5 Key Investment Strategies To Learn Before Trading
The world of trading can be somewhat arcane and fraught with risk – if you don’t enter it equipped with the right strategy. But even the best trading strategy might lead to disaster if it’s the only one you’re aware of. You might end up taking an approach that’s not appropriate for a given situation, or being blind to threats and challenges.
As such, it’s worth making yourself aware of several different investment strategies. Let’s take a look at five of the best of them.
Develop a Risk Management Framework
Trading of any kind confers a degree of risk. If you don’t have a way of identifying, quantifying, and managing that risk, then you might end up suffering in the long term. For example, you might make use of stop loss orders to help you deal swiftly with sudden market changes, of the sort brought about by unexpected changes in the Bank of England’s base rate.
Understand Diversification and Asset Allocation
If you put all of your eggs in a single basket, then you risk disaster when that basket breaks. You might distribute your investments across many different sectors, or even many different asset classes. Established FTSE 100 shares might confer less risk, and allow you to spread money across small-cap tech investments.

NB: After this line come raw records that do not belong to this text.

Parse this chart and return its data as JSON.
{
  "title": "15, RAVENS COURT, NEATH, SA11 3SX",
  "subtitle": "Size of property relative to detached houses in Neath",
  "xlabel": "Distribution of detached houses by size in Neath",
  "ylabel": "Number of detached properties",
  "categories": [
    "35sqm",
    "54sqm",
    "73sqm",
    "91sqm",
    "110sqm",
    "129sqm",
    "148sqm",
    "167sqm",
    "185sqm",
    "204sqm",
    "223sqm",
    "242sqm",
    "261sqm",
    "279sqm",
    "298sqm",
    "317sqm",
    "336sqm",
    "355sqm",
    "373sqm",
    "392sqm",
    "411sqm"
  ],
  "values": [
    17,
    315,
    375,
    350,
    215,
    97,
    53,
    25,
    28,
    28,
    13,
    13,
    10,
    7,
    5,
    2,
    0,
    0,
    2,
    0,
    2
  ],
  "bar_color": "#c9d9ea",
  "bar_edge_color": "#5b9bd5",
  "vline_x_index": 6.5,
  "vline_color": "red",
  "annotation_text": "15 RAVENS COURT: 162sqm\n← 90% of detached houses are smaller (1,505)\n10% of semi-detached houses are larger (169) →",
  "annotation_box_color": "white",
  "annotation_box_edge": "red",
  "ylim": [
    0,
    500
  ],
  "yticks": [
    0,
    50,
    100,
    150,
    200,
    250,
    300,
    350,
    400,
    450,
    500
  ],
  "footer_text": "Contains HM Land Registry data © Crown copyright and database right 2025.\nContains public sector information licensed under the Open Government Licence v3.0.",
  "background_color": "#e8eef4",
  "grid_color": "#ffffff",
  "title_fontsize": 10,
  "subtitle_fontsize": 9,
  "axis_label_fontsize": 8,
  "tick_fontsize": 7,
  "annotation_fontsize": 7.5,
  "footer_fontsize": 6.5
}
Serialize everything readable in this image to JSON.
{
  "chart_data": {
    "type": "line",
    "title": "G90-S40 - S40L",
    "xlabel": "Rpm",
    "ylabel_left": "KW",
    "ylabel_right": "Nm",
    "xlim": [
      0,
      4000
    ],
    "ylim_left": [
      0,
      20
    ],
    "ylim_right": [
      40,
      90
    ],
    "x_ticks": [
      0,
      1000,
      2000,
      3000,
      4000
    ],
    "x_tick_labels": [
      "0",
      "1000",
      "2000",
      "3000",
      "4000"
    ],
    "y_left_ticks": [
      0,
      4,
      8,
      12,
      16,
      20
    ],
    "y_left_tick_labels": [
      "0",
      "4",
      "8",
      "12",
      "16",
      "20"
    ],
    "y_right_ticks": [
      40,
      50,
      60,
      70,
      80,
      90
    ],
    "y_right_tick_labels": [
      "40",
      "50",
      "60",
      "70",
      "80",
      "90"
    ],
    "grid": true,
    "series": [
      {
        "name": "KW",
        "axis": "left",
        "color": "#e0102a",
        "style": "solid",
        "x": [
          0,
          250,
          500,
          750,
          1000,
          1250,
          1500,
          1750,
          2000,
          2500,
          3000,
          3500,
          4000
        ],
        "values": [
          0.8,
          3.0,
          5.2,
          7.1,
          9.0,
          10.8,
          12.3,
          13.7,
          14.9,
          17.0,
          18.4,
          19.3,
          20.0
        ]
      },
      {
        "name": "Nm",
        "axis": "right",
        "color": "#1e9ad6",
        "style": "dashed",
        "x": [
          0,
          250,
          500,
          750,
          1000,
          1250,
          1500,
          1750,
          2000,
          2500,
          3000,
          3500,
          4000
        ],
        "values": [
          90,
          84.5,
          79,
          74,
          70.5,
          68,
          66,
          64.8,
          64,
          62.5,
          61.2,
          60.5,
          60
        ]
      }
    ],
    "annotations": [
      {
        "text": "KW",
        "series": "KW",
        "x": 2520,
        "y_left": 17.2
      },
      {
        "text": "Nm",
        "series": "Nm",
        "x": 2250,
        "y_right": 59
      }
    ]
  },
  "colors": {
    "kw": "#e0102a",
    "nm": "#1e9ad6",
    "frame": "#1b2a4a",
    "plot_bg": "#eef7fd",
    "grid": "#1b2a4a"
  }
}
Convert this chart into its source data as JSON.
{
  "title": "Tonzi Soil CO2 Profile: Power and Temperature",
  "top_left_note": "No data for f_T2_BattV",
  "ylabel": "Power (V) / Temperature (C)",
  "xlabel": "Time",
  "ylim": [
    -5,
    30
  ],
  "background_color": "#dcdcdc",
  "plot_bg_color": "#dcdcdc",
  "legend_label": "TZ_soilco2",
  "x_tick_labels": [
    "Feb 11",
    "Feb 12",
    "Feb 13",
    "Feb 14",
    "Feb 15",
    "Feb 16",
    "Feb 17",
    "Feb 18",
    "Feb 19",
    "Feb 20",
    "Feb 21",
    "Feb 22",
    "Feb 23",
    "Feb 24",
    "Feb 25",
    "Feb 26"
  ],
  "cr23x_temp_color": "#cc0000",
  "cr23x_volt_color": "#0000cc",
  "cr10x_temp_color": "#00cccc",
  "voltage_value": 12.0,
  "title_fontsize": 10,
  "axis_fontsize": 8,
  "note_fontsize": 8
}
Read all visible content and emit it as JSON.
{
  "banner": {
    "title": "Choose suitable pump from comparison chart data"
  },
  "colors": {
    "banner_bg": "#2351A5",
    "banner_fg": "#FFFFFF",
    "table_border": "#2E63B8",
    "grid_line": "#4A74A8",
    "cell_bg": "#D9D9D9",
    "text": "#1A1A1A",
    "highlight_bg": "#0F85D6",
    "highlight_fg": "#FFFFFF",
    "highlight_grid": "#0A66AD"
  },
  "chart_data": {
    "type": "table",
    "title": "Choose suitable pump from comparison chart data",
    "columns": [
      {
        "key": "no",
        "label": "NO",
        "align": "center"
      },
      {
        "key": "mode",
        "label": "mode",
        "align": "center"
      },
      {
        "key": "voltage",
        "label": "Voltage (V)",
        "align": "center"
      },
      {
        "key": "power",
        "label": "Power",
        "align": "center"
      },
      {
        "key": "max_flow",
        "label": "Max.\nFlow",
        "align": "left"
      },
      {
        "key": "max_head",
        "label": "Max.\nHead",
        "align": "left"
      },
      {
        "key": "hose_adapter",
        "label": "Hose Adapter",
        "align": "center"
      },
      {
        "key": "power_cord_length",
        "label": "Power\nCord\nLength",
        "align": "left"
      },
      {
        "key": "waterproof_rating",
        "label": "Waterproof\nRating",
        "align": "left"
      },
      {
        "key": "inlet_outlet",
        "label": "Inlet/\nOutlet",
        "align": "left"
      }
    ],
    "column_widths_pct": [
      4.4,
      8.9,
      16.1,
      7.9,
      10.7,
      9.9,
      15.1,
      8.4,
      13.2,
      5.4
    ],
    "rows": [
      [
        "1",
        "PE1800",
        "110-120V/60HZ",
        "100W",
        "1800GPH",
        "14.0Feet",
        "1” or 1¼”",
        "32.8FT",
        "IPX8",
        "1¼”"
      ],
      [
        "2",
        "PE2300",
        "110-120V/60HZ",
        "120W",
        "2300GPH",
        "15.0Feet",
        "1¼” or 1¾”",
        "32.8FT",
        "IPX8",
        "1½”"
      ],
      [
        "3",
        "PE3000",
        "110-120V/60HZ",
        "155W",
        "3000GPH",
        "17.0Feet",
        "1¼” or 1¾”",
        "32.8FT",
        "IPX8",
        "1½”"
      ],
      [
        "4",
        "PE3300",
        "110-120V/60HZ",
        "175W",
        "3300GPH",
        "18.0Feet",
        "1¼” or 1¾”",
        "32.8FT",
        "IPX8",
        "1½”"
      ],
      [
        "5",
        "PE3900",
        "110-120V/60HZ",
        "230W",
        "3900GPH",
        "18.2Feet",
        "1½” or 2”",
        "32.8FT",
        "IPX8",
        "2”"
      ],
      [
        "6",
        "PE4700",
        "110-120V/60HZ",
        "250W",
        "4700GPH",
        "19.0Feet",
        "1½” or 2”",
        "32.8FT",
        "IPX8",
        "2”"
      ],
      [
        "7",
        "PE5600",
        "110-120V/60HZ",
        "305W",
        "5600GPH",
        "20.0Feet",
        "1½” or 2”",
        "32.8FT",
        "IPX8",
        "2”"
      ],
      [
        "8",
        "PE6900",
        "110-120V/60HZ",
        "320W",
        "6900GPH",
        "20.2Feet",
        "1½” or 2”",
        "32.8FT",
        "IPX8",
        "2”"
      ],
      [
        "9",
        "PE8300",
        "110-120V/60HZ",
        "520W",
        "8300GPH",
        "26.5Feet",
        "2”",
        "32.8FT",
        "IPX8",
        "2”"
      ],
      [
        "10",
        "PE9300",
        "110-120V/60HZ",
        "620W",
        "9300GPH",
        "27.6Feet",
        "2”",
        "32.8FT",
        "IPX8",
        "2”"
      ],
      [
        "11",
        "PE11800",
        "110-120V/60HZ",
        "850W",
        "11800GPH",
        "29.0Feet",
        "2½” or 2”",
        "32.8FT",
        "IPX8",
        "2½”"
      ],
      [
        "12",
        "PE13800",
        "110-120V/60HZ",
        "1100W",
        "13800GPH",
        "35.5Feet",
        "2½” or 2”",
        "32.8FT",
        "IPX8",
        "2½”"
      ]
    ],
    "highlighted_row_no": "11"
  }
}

Master Technical Analysis Basics
You don’t need to understand the fundamentals of technical analysis in order to trade stocks. But this knowledge will allow you to be more sophisticated in your choices. You might interpret stock volume data, for example, to avoid common mistakes. You might also look for the patterns that indicate a given asset is about to ‘break out’ of its previous resistance level.
Embrace Fundamental and Macro Analysis
The more you know about the company you’re investing in, the better. But it’s easy to be overwhelmed with minutiae, if all you have to go on are reports generated by the company itself.
The right grounding in company fundamentals like dividend yields, and in macroeconomic factors like regulation and tariffs, can help to steer you in the right direction. Any good investment strategy should therefore involve specialised investment and trading education.
Practice Discipline and Emotional Control
Finally, we should touch upon a subject that has very little to do with the technical processes and terminology behind investment, and more to do with the contents of your psychology – and those of other traders. It’s easy to panic during periods of sudden change – and to be swayed by the panic you detect in those around you. This might lead you to make ill-disciplined choices that ultimately hurt your bottom line.
By making yourself aware of your own biases, the potential for illusion leading to bad decisions, you can protect yourself. You might also elect to plan for a range of contingencies, so that you’re not blindsided by sudden changes in the trading environment.